Da rumba ao jazz, do semba ao sungura, as pitadas de Afro-pop de Waldemar Bastos confirmam que ele é um herdeiro da angolanidade profunda, aquela que nos transporta para as nossas coisas, ouçamos o seu hino sobre o carnaval, mas num dialogo permanente com o Mundo.
Waldemar Bastos, que há alguns anos não era visto nos
palcos em Angola, por razões que desconhecemos, aliás nem ele próprio tem
certezas se não o facto de se sentir afastado desde o último FENACULT, em 2014,
dizíamos, o show do mês com Waldemar Bastos foi magistral. Cantou e encantou
durante um concerto que se prolongou para lá das duas horas e meias, mas
deixando as pessoas com vontade de dobrar e voltar. E como ele próprio canta –
“Nadapandula Sukuyangue” por nos brindar com um músico angolano deste calibre.
Dono de uma musicalidade própria que se combina com
uma certa espiritualidade para corporizar o que de melhor se pode exaltar de
nós mesmos, Waldemar Bastos é um dos expoentes máximos da música angolana ao
lado de outros nomes como Bonga, Elias Diakimuezo, Paulo Flores, Eduardo Paim,
Carlos Lamartine, Carlos Burity, para além de outros da new wave e que nos deixam muitas vezes a garantia de um futuro
certo.
Ora, Waldemar Bastos encarna a tradição dos ancestrais
do Reino do Kongo, afinal a sua terra natal é Mbanza Kongo, não obstante ter crescido
no sul de Angola. É aqui o esteio do artista, nesta combinação de
idiossincrasias cujo tronco comum é a cultura bantu e cujos valores precisamos
recuperar e salvaguardar. Valores do chamado ubuntu, da solidariedade ao
sentido de justiça e de pertença, defendendo com honra o bem comum e colectivo,
a noção ética de estar que nos leva a admitir que só existimos em sociedade e
portanto devemos ter essa noção clara de cidadania, também ela interpretada
aqui na sua dimensão cultural.
É essa riqueza cultural que encontramos na poética e
musicalidade expressa pelo nosso ícone da Pitanga Madura. Ele próprio uma prova
de amadurecimento musical levando-nos, no show que assistimos na passada
sexta-feira, para uma viagem de quarenta anos pela sua carreira artística e
entrando e saindo por tonalidades vocais que só os melhores o conseguem. A
sintonia com a banda foi notável e por isso à dimensão dos grandes confirmou o
estatuto monumental de executantes nossos como Boto Trindade, Teddy Nsingui ou
ainda o incontornável Joãozinho Morgado. Eles teriam lugar em qualquer uma das
grandes bandas deste mundo, o que confirma a fraqueza da nossa projecção no
Mundo, não obstante o trabalho feito particularmente por Waldemar Bastos e Bonga.

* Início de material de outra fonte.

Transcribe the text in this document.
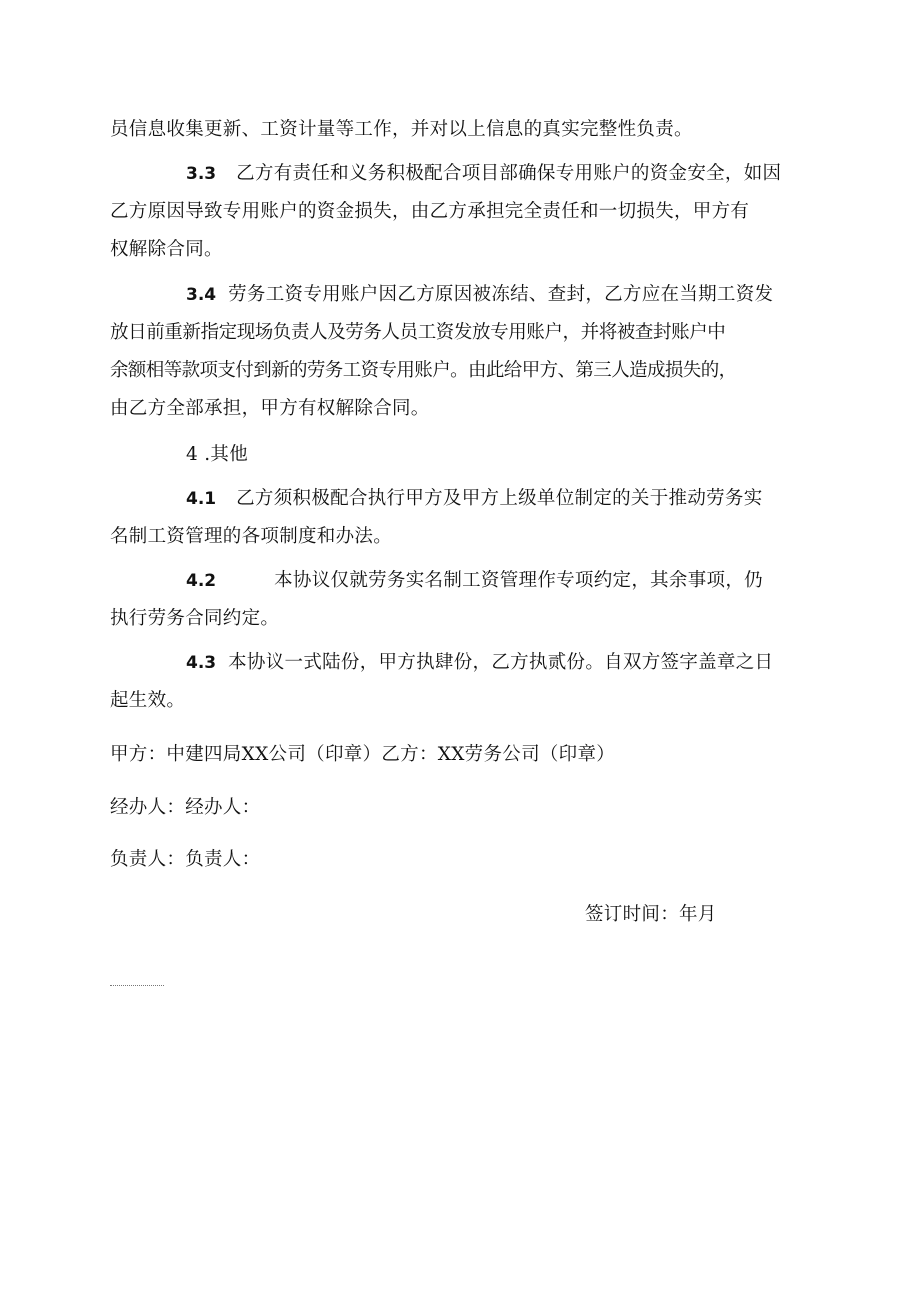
员信息收集更新、工资计量等工作，并对以上信息的真实完整性负责。
3.3 乙方有责任和义务积极配合项目部确保专用账户的资金安全，如因
乙方原因导致专用账户的资金损失，由乙方承担完全责任和一切损失，甲方有
权解除合同。
3.4 劳务工资专用账户因乙方原因被冻结、查封，乙方应在当期工资发
放日前重新指定现场负责人及劳务人员工资发放专用账户，并将被查封账户中
余额相等款项支付到新的劳务工资专用账户。由此给甲方、第三人造成损失的，
由乙方全部承担，甲方有权解除合同。
4 .其他
4.1 乙方须积极配合执行甲方及甲方上级单位制定的关于推动劳务实
名制工资管理的各项制度和办法。
4.2	本协议仅就劳务实名制工资管理作专项约定，其余事项，仍
执行劳务合同约定。
4.3 本协议一式陆份，甲方执肆份，乙方执贰份。自双方签字盖章之日
起生效。
甲方：中建四局XX公司（印章）乙方：XX劳务公司（印章）
经办人：经办人：
负责人：负责人：
签订时间：年月
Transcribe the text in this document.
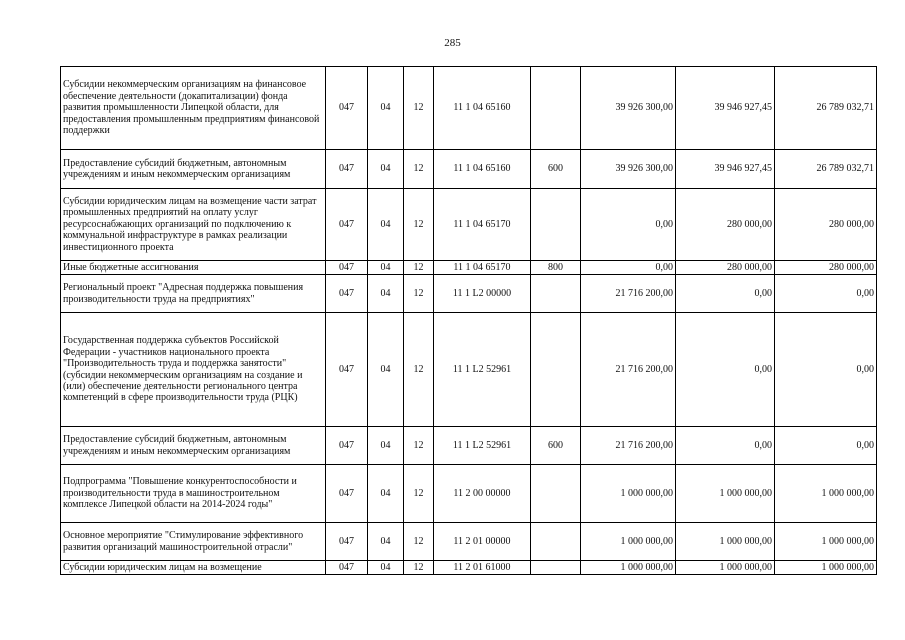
285
Субсидии некоммерческим организациям на финансовое обеспечение деятельности (докапитализации) фонда развития промышленности Липецкой области, для предоставления промышленным предприятиям финансовой поддержки	047	04	12	11 1 04 65160		39 926 300,00	39 946 927,45	26 789 032,71
Предоставление субсидий бюджетным, автономным учреждениям и иным некоммерческим организациям	047	04	12	11 1 04 65160	600	39 926 300,00	39 946 927,45	26 789 032,71
Субсидии юридическим лицам на возмещение части затрат промышленных предприятий на оплату услуг ресурсоснабжающих организаций по подключению к коммунальной инфраструктуре в рамках реализации инвестиционного проекта	047	04	12	11 1 04 65170		0,00	280 000,00	280 000,00
Иные бюджетные ассигнования	047	04	12	11 1 04 65170	800	0,00	280 000,00	280 000,00
Региональный проект "Адресная поддержка повышения производительности труда на предприятиях"	047	04	12	11 1 L2 00000		21 716 200,00	0,00	0,00
Государственная поддержка субъектов Российской Федерации - участников национального проекта "Производительность труда и поддержка занятости" (субсидии некоммерческим организациям на создание и (или) обеспечение деятельности регионального центра компетенций в сфере производительности труда (РЦК)	047	04	12	11 1 L2 52961		21 716 200,00	0,00	0,00
Предоставление субсидий бюджетным, автономным учреждениям и иным некоммерческим организациям	047	04	12	11 1 L2 52961	600	21 716 200,00	0,00	0,00
Подпрограмма "Повышение конкурентоспособности и производительности труда в машиностроительном комплексе Липецкой области на 2014-2024 годы"	047	04	12	11 2 00 00000		1 000 000,00	1 000 000,00	1 000 000,00
Основное мероприятие "Стимулирование эффективного развития организаций машиностроительной отрасли"	047	04	12	11 2 01 00000		1 000 000,00	1 000 000,00	1 000 000,00
Субсидии юридическим лицам на возмещение	047	04	12	11 2 01 61000		1 000 000,00	1 000 000,00	1 000 000,00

Quando se fala de música ou de músicos angolanos, ainda é deles, mas poderíamos
seguramente ter uma projecção maior, ultrapassando os limites geográficos do
espaço lusófono.
A este respeito, lembro-me, no verão de 2012, enquanto
Adido de Imprensa na Embaixada de Angola em França, ter ido em missão de
serviço a Toullouse onde iria actuar, num festival musical o conjunto Angola - 70
e Bonga. Ainda o grande Zecax era vivo. Numa praça pública daquela região,
cerca de três mil pessoas lotaram o espaço e o Zecax foi a sensação. Sei que
ainda houve outros convites, mas quis o destino que aquele nos deixasse.
Mas o Waldemar Bastos regressou a terra, cheio de
vontade e com muita determinação para encher o palco com o perfume da sua voz e
guitarra, fazendo-nos lembrar ícones como Carlos Santana. Eleva a música para
uma dimensão transcendental e até filosófica. Para lá dessa miscelânea de
estilos e países por onde passa, vejamos o seu conceito “Preta luz”, título de um
dos seus álbuns.
Da rumba ao jazz, do semba ao sungura, as pitadas de
Afro-pop de Waldemar Bastos confirmam que ele é um herdeiro da angolanidade
profunda, aquela que nos transporta para as nossas coisas, ouçamos o seu hino
sobre o carnaval, mas num dialogo permanente com o Mundo. Veja-se ainda o disco
Clássicos da Minha Alma, que o próprio levou-me a ouvir, em primeira mão, na
véspera do seu lançamento, num agradável tour por Lisboa.
Ouvir Waldemar Bastos faz-nos ter um orgulho incontido
em sermos angolanos. Amar a nossa terra e as nossas gentes, a nossa cultura. E
como escreveu o poeta: a ela havemos de voltar.
Nós somos o Humbi humbi que não tem qualquer medo do
Katchimbamba. A nossa terra e as nossas gentes têm esperança e fé na força que
brota do café plantado, no petróleo cujo preto se faz luz, no gingar das
angolanas e na alegria das danças do Carnaval, a Teresa Ana que se traduz na
zungueira com a sua kinda de frutas a cabeça – Olha a laranja, minha senhora.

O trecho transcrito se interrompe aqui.